The stories you don’t know about some of the world’s best and little-known brands
“From a consumer point of view, everybody buys bag salad because it’s healthy and convenient,” says Kate Hofman, co-founder of pioneering UK vertical farm GrowUp. She then turns the tables and asks how I feel about the experience. It is, I respond, usually a wilting, unsatisfying one.
Hofman is expecting my answer. “It doesn’t matter where you shop or what bag of salad you buy, it’s how everyone feels and hates the fact that it doesn’t stay fresh for long enough,” she says.
“We saw this unusual commercial opportunity where we could produce a product that really solved a consumer problem.”
Last year, GrowUp’s fastest-growing salad brand, Unbeleafable brand became the first-ever salad range grown by a vertical farm in the UK stocked in Tesco. Given that the UK imports around 90% of its salad through winter, this was a breakthrough moment for the homegrown, year-round product with longer-lasting leaves.
“The powerful thing for me is developing a brand which people are engaging with and starting to trust,” says Hofman, who is also chief brand officer. “There aren’t a lot of brands in produce as historically it’s been impossible to guarantee the quality and reliability of the product. But we can deliver utility and consistency year round.”
GrowUp Farms opened its Kent site in Pepperness in late 2022, with £100 million equity-backed funding. By using vertical farming techniques, the vast hanger-style warehouse grows fresh, pesticide-free salad indoors, employing hydroponics and LED lighting to optimise growth conditions while minimising water usage and environmental impact.
Having worked as a management consultant at IBM, Hofman took a sabbatical to do a Masters in environmental technology in business at Imperial College. She calls herself “an accidental entrepreneur” after seeing potential in what was called urban farming back in 2012.
As her interest heightened, she met her now co-founder, engineer Tom Webster, through a mutual friend.
“We were really interested in making sustainable food more affordable for more people,” she says. “And growing it in a way that recruited the environmental impact.”
The duo started with their first aquaponics venture (The GrowUp Box) courtesy of a shipping container with a greenhouse on top, which in a car park by London’s Borough Market.

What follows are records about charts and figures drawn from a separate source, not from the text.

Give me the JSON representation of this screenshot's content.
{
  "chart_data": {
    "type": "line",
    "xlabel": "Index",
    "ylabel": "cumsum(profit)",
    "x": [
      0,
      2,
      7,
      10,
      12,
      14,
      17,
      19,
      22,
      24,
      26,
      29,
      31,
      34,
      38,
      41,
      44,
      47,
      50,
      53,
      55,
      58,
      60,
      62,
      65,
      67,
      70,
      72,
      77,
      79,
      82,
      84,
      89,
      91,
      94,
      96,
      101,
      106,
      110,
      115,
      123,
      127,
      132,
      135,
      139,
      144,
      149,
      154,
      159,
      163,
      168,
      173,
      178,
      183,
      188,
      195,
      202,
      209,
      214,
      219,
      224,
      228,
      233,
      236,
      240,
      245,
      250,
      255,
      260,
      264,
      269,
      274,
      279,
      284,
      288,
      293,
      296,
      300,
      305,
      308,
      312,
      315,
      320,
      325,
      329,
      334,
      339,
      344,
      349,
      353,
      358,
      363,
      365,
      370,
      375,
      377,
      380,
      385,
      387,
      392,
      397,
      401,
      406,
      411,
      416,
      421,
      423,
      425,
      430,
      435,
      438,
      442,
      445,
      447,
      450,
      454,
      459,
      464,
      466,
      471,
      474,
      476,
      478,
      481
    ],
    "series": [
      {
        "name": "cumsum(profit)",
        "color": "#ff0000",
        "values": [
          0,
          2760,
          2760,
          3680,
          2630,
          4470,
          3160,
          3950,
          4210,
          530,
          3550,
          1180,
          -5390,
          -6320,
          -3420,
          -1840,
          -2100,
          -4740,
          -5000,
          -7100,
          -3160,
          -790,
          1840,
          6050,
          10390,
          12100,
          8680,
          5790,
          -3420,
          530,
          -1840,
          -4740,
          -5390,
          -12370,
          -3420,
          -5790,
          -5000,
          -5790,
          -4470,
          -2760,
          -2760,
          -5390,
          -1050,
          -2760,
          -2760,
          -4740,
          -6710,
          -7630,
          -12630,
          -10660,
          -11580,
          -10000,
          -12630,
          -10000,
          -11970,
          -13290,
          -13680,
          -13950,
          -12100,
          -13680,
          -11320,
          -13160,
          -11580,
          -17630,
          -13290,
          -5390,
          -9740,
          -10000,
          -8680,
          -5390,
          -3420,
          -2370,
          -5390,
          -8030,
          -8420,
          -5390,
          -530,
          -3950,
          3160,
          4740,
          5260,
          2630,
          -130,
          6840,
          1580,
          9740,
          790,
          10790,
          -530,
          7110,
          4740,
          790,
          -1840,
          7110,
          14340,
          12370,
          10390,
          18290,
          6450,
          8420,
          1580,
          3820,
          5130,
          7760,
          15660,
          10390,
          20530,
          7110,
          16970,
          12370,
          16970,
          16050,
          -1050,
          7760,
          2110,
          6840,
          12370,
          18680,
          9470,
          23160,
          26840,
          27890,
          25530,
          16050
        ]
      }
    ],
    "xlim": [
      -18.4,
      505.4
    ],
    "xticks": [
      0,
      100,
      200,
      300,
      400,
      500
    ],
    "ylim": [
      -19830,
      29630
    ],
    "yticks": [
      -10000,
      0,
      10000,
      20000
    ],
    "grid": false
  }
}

Both living close by, they would cycle over at 5am and worked with restaurants and traders at the market.
“People loved the story and the quality. It convinced us that there was something there to scale to the production and products which would have a meaningful impact.”

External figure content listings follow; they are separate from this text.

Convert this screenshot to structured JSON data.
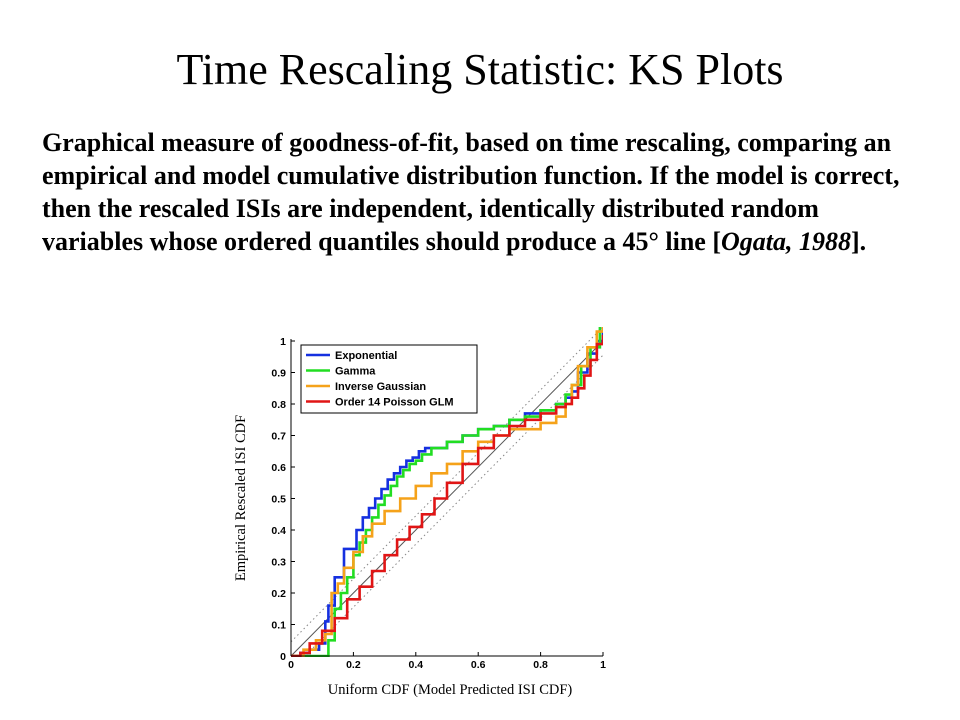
{
  "slide": {
    "title": "Time Rescaling Statistic: KS Plots",
    "body_lead": "Graphical measure of goodness-of-fit, based on time rescaling, comparing an empirical and model cumulative distribution function.  If the model is correct, then the rescaled ISIs are independent, identically distributed random variables whose ordered quantiles should produce a 45° line [",
    "body_citation": "Ogata, 1988",
    "body_tail": "]."
  },
  "chart_data": {
    "type": "line",
    "title": "",
    "xlabel": "Uniform CDF (Model Predicted  ISI CDF)",
    "ylabel": "Empirical Rescaled ISI CDF",
    "xlim": [
      0,
      1
    ],
    "ylim": [
      0,
      1
    ],
    "x_ticks": [
      "0",
      "0.2",
      "0.4",
      "0.6",
      "0.8",
      "1"
    ],
    "y_ticks": [
      "0",
      "0.1",
      "0.2",
      "0.3",
      "0.4",
      "0.5",
      "0.6",
      "0.7",
      "0.8",
      "0.9",
      "1"
    ],
    "grid": false,
    "legend_position": "top-left",
    "reference_lines": {
      "diagonal": {
        "color": "#555555",
        "style": "solid"
      },
      "confidence_offset": 0.045,
      "confidence_color": "#888888",
      "confidence_style": "dotted"
    },
    "series": [
      {
        "name": "Exponential",
        "color": "#1530e0",
        "step": true,
        "x": [
          0,
          0.03,
          0.06,
          0.09,
          0.11,
          0.12,
          0.14,
          0.15,
          0.17,
          0.19,
          0.21,
          0.23,
          0.25,
          0.27,
          0.29,
          0.31,
          0.33,
          0.35,
          0.37,
          0.39,
          0.41,
          0.43,
          0.45,
          0.5,
          0.55,
          0.6,
          0.65,
          0.7,
          0.75,
          0.8,
          0.85,
          0.88,
          0.9,
          0.92,
          0.95,
          0.98,
          1.0
        ],
        "y": [
          0,
          0.01,
          0.02,
          0.04,
          0.11,
          0.16,
          0.25,
          0.25,
          0.34,
          0.34,
          0.4,
          0.44,
          0.47,
          0.5,
          0.53,
          0.56,
          0.58,
          0.6,
          0.62,
          0.63,
          0.65,
          0.66,
          0.66,
          0.68,
          0.7,
          0.72,
          0.73,
          0.75,
          0.77,
          0.78,
          0.8,
          0.82,
          0.84,
          0.9,
          0.96,
          1.0,
          1.05
        ]
      },
      {
        "name": "Gamma",
        "color": "#22dd22",
        "step": true,
        "x": [
          0,
          0.02,
          0.05,
          0.08,
          0.11,
          0.12,
          0.14,
          0.16,
          0.18,
          0.2,
          0.22,
          0.24,
          0.26,
          0.28,
          0.3,
          0.32,
          0.34,
          0.36,
          0.38,
          0.4,
          0.42,
          0.45,
          0.5,
          0.55,
          0.6,
          0.65,
          0.7,
          0.75,
          0.8,
          0.85,
          0.88,
          0.9,
          0.93,
          0.96,
          0.99
        ],
        "y": [
          0,
          0,
          0,
          0,
          0,
          0.05,
          0.15,
          0.2,
          0.25,
          0.32,
          0.36,
          0.4,
          0.44,
          0.48,
          0.51,
          0.54,
          0.57,
          0.59,
          0.61,
          0.62,
          0.64,
          0.66,
          0.68,
          0.7,
          0.72,
          0.73,
          0.75,
          0.76,
          0.78,
          0.8,
          0.83,
          0.86,
          0.92,
          0.98,
          1.05
        ]
      },
      {
        "name": "Inverse Gaussian",
        "color": "#f5a21a",
        "step": true,
        "x": [
          0,
          0.04,
          0.08,
          0.11,
          0.13,
          0.15,
          0.17,
          0.2,
          0.23,
          0.26,
          0.3,
          0.35,
          0.4,
          0.45,
          0.5,
          0.55,
          0.6,
          0.65,
          0.7,
          0.75,
          0.8,
          0.85,
          0.88,
          0.9,
          0.92,
          0.95,
          0.98,
          1.0
        ],
        "y": [
          0,
          0.02,
          0.05,
          0.07,
          0.2,
          0.23,
          0.28,
          0.33,
          0.38,
          0.42,
          0.46,
          0.5,
          0.54,
          0.58,
          0.61,
          0.65,
          0.68,
          0.7,
          0.72,
          0.72,
          0.74,
          0.76,
          0.8,
          0.86,
          0.92,
          0.98,
          1.03,
          1.06
        ]
      },
      {
        "name": "Order 14 Poisson GLM",
        "color": "#e01515",
        "step": true,
        "x": [
          0,
          0.03,
          0.06,
          0.1,
          0.14,
          0.18,
          0.22,
          0.26,
          0.3,
          0.34,
          0.38,
          0.42,
          0.46,
          0.5,
          0.55,
          0.6,
          0.65,
          0.7,
          0.75,
          0.8,
          0.85,
          0.88,
          0.9,
          0.92,
          0.94,
          0.96,
          0.98,
          1.0
        ],
        "y": [
          0,
          0.01,
          0.04,
          0.08,
          0.12,
          0.18,
          0.22,
          0.27,
          0.32,
          0.37,
          0.41,
          0.45,
          0.5,
          0.55,
          0.61,
          0.66,
          0.7,
          0.73,
          0.75,
          0.77,
          0.79,
          0.8,
          0.82,
          0.85,
          0.89,
          0.94,
          0.99,
          1.02
        ]
      }
    ]
  }
}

Their next farm (Unit 84) saw them take on an existing warehouse and install a growing system. Upgrading from bikes to an electric van for deliveries, they sold into New Covent Garden and retailers, including Whole Foods, across London.
“Even back then, in 2014, we recognised we had this fantastic way of growing a delicious product and if we were to bring growing indoors into a controlled environment, we needed energy for it,” she recalls.
With carbon footprints and net zero yet to weave its way into the business psyche, GrowUp ran a lifecycle analysis to understand the impact.
Hofman says: “You have to run a vertical farm on renewable energy otherwise the carbon footprint of what you are doing is higher than the conventional supply chain. We had to think ahead and ways of solving the energy part of food production.”
The founders worked with a partner who had built three renewable power stations in the UK — including in Speyside for whisky manufacturing — to provide heat and energy to local industry. Businesses were directly plugged in and benefiting from the renewable heat and with GrowUp looking for infrastructure they could build a farm next to, they landed upon a site in Kent.
“We realised that energy and food production are two sides of the same coin,” adds Hofman.
The two businesses merged, with Marcus Whately taking over as GrowUp Farms’ CEO. The first seeds were planted in Sandwich in November 2022 — a decade on from their container box idea — while their first products hit supermarket shelves last February.
“What you are doing is creating the perfect growing conditions for your farm 365 days a year,”
says Hofman, with conditions and temperature mimicking Italy and Spain where the UK imports its salads from.
“For plants to be healthy and happy, it needs light, water but also the right temperature and airflow. For environmentally controlled aspects of the growing we use renewable heat which makes it a much more cost effective way of running a farm.”
In 2021, electricity would have accounted for around 25% of a vertical farm’s operating costs, but that has now risen up to 50%. GrowUp, says Hofman, use 40% less electricity and save around £7.3m from being on site in Sandwich.
“That’s a significant saving for any business but there are lots of challenges for vertical farms with rising energy prices,” she adds.
GrowUp uses up to 94% less water than traditional growing, while the company hopes to further break down the supply chain barrier with its fresh produce over current import challenges. Hofman says: “It’s how we build more resilience into the UK’s food system.”
The farm’s success last year led to Hofman being invited to the Downing Street Farm to Food summit as an industry expert, alongside traditional farmers. The summit was held in response to a 40-year low in domestic salad production.
“GrowUp Farms is part of the evolution of the great British farming tradition, helping to build a more sustainable food system for the UK,” she says. “We are doing things differently and making it mainstream, and businesses like ours have never been more needed for UK food production.”